Together with neighbouring conservation areas, Ruaha National Park forms the core of a wild and extended ecosystem covering about 40,000 sq km and providing home to Tanzania’s largest elephant population. In addition to the elephants, which are estimated to number about 12,000, the park (Tanzania’s largest, with an area of approximately 22,000 sq km) hosts large herds of buffaloes, as well as greater and lesser kudus, Grant’s gazelles, wild dogs, ostriches, cheetahs, roan and sable antelopes, and more than 400 different types of birds.
Ruaha is notable for its wild and striking topography, especially around the Great Ruaha River, which is its heart. Much of this topography is undulating plateau averaging about 900m in height with occasional rocky outcrops and stands of baobabs. Mountains in the south and west reach to about 1600m and 1900m, respectively, and running through the park are several ‘sand’ rivers, most of which dry up during the dry season, when they are used by wildlife as corridors to reach areas where water remains.
Ruaha is also notable as it straddles a transition zone between East African savannah lands and the miombo woodlands more common further south, thus offering a mix of plant and animal species from both regions.
Although the area around the camps on the eastern side of the park fills up during the August to October high (dry) season, Ruaha receives relatively few visitors in comparison with the northern parks. Large sections are unexplored, and for much of the year, you’re likely to have things to yourself. Whenever you visit, set aside as much time as you can spare; it’s not a place to be discovered on a quick in-and-out trip.

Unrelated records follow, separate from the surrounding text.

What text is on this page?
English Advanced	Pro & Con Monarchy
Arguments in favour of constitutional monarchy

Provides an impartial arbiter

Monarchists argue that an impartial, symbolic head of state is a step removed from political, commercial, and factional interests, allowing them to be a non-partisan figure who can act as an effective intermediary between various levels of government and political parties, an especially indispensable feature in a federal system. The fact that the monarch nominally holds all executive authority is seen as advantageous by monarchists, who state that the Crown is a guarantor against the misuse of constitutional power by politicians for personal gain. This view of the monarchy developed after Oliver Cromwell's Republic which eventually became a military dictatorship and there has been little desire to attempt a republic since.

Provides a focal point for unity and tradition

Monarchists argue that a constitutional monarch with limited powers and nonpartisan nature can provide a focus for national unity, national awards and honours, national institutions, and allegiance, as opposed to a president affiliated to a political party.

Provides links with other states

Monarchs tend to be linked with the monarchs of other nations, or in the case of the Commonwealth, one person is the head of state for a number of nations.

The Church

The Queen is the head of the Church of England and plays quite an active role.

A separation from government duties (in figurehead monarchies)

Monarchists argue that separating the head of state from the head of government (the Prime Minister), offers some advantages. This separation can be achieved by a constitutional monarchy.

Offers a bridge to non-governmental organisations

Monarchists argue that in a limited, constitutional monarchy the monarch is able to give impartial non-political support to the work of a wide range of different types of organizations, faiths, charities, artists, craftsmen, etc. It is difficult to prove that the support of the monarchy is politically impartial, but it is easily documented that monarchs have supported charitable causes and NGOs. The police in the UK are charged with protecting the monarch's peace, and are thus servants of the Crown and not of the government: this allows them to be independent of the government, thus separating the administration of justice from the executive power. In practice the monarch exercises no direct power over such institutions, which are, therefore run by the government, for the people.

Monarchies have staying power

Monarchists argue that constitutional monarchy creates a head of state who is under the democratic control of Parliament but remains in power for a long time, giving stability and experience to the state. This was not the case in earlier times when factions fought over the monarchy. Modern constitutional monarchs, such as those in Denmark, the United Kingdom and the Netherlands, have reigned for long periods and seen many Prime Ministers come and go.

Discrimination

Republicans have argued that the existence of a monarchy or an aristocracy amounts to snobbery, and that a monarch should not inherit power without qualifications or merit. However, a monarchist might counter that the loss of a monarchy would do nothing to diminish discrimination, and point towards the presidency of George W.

Why Go Outstanding dry season wildlife watching, especially elephants, hippos, lions and wild dogs; excellent birding; rugged scenery
When to Go The driest season is between June and November, and this is when it’s easiest to spot wildlife along the river beds. During the rainy season, some areas become impassable and wildlife is difficult to locate, but green panoramas, lavender-coloured flowers and rewarding birding compensate.

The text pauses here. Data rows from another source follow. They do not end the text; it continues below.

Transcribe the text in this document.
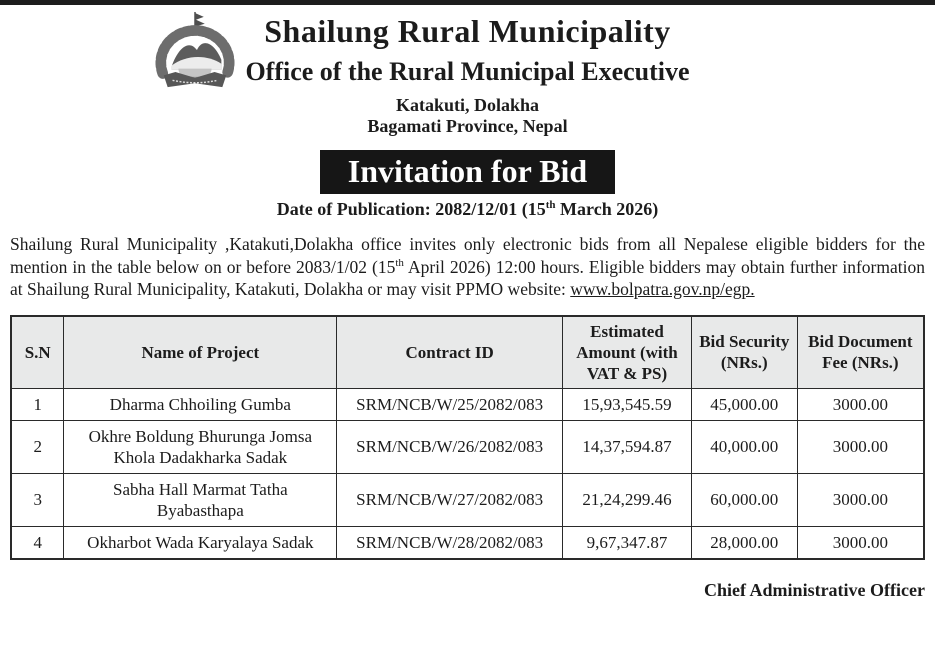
Shailung Rural Municipality
Office of the Rural Municipal Executive
Katakuti, Dolakha
Bagamati Province, Nepal
Invitation for Bid
Date of Publication: 2082/12/01 (15th March 2026)

Shailung Rural Municipality ,Katakuti,Dolakha office invites only electronic bids from all Nepalese eligible bidders for the mention in the table below on or before 2083/1/02 (15th April 2026) 12:00 hours. Eligible bidders may obtain further information at Shailung Rural Municipality, Katakuti, Dolakha or may visit PPMO website: www.bolpatra.gov.np/egp.

S.N	Name of Project	Contract ID	Estimated Amount (with VAT & PS)	Bid Security (NRs.)	Bid Document Fee (NRs.)
1	Dharma Chhoiling Gumba	SRM/NCB/W/25/2082/083	15,93,545.59	45,000.00	3000.00
2	Okhre Boldung Bhurunga Jomsa Khola Dadakharka Sadak	SRM/NCB/W/26/2082/083	14,37,594.87	40,000.00	3000.00
3	Sabha Hall Marmat Tatha Byabasthapa	SRM/NCB/W/27/2082/083	21,24,299.46	60,000.00	3000.00
4	Okharbot Wada Karyalaya Sadak	SRM/NCB/W/28/2082/083	9,67,347.87	28,000.00	3000.00
Chief Administrative Officer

Practicalities Drive in from Iringa; fly in from Arusha or Dar es Salaam. Entry fees are per 24-hour period, single entry only, and payable with Visa or Mastercard only. The main gate (open 7am to 6pm) is about 8km inside the park boundary on its eastern side, near the park’s Msembe headquarters. Driving is permitted within the park from 6am to 6.30pm.

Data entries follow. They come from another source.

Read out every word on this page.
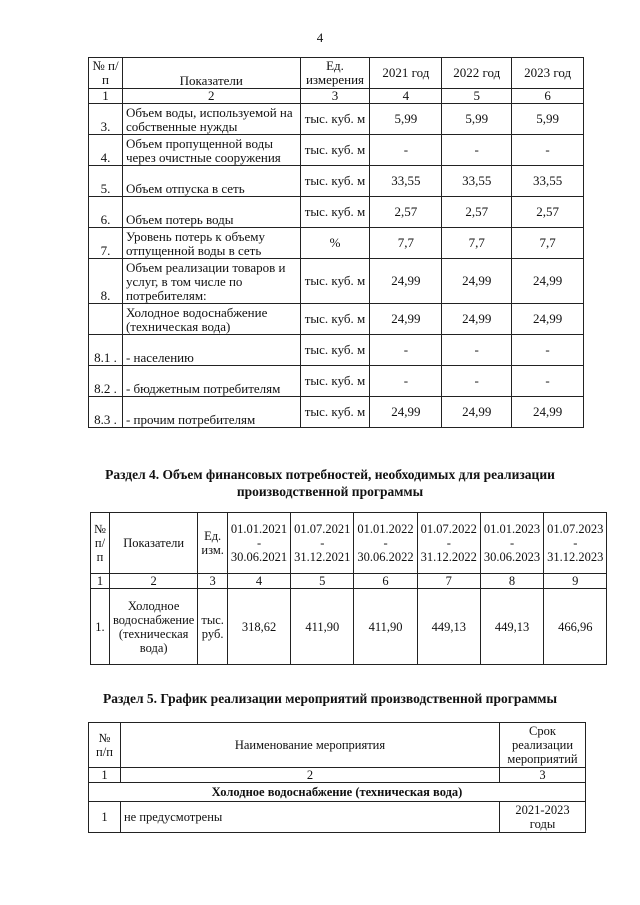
4
№ п/п	Показатели	Ед. измерения	2021 год	2022 год	2023 год
1	2	3	4	5	6
3.	Объем воды, используемой на собственные нужды	тыс. куб. м	5,99	5,99	5,99
4.	Объем пропущенной воды через очистные сооружения	тыс. куб. м	-	-	-
5.	Объем отпуска в сеть	тыс. куб. м	33,55	33,55	33,55
6.	Объем потерь воды	тыс. куб. м	2,57	2,57	2,57
7.	Уровень потерь к объему отпущенной воды в сеть	%	7,7	7,7	7,7
8.	Объем реализации товаров и услуг, в том числе по потребителям:	тыс. куб. м	24,99	24,99	24,99
	Холодное водоснабжение (техническая вода)	тыс. куб. м	24,99	24,99	24,99
8.1 .	- населению	тыс. куб. м	-	-	-
8.2 .	- бюджетным потребителям	тыс. куб. м	-	-	-
8.3 .	- прочим потребителям	тыс. куб. м	24,99	24,99	24,99
Раздел 4. Объем финансовых потребностей, необходимых для реализации производственной программы
№ п/п	Показатели	Ед. изм.	01.01.2021 - 30.06.2021	01.07.2021 - 31.12.2021	01.01.2022 - 30.06.2022	01.07.2022 - 31.12.2022	01.01.2023 - 30.06.2023	01.07.2023 - 31.12.2023
1	2	3	4	5	6	7	8	9
1.	Холодное водоснабжение (техническая вода)	тыс. руб.	318,62	411,90	411,90	449,13	449,13	466,96
Раздел 5. График реализации мероприятий производственной программы
№ п/п	Наименование мероприятия	Срок реализации мероприятий
1	2	3
Холодное водоснабжение (техническая вода)		
1	не предусмотрены	2021-2023 годы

Budget Tips Ruaha has no true budget options. Your best bet: get a group of four or five, hire a vehicle in Iringa for an overnight safari and sleep at the old park bandas. Meals are available, but bring your own drinks. It's also possible to take the bus from Iringa to Tungamalenga, and arrange car hire there for a safari (about US$250 per day). But confirm vehicle availability in advance, and remember park fees are single-entry only. Car hire from Iringa and sleeping inside the park usually works out at better value.